Where Headless Agents Make Sense
The pattern unlocks a category of work that doesn't fit the chat paradigm:
Scheduled jobs. A worker that runs nightly, pulls metrics from three APIs, synthesizes a summary, and posts it to Slack. No conversation needed — just input, process, output.
Pipeline stages. A content moderation worker that classifies user submissions, extracts metadata, and returns a structured verdict. Plug it into your existing pipeline as an async function call.
Agent-to-agent delegation. An interactive support agent that hands off research to a worker, gets back structured findings, and weaves them into the conversation. The user sees a seamless response; under the hood, two agents collaborated.
Background enrichment. A worker triggered by a webhook that takes a new customer record, enriches it with public data, scores it, and writes the result to your database.
In each case, the agent is a backend component — invoked by code, returning data, running without a UI. The declarative protocol means you can version it, review it in a PR, and validate it before deployment. The execution is still an LLM pipeline with tool calls and reasoning.
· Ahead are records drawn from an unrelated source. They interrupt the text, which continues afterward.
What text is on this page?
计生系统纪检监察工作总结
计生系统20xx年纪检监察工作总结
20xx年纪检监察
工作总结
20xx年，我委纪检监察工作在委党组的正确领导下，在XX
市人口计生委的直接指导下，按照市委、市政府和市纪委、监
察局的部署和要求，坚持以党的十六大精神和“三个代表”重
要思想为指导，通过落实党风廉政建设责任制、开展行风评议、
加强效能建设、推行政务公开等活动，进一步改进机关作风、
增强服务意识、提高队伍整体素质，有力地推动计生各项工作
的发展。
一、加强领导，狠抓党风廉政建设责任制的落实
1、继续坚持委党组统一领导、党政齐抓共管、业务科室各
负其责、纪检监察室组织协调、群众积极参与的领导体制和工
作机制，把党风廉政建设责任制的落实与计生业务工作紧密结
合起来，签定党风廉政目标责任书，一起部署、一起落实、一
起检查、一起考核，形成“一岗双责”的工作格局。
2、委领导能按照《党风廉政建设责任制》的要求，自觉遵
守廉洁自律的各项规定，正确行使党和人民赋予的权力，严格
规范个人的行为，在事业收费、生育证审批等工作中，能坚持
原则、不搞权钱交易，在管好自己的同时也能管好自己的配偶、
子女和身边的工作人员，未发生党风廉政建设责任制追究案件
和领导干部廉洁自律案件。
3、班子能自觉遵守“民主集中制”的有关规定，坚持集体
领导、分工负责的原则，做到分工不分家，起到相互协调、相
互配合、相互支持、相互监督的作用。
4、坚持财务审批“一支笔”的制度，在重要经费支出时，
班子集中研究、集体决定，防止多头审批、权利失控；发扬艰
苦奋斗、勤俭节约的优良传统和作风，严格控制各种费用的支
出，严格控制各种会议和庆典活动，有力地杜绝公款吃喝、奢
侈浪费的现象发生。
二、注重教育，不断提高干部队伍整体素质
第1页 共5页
You just stripped away the chat chrome.
The Shift Away from Chat
The chat interface was a useful starting point for agent development. It gave everyone a familiar interaction model and made demos easy. But it also anchored our thinking — we started treating "agent" as a synonym for "chatbot with tools."
The more useful framing: an agent is a program where some of the logic is delegated to a language model. Sometimes that program needs a conversation loop. Often it doesn't. The worker pattern makes the "often it doesn't" case a first-class citizen — defined declaratively, executed programmatically, composed with other agents, and returning structured output your code can use.
Agents are moving into the backend. The interesting question isn't whether they'll have a UI. It's how we make them reliable, composable, and observable when they don't.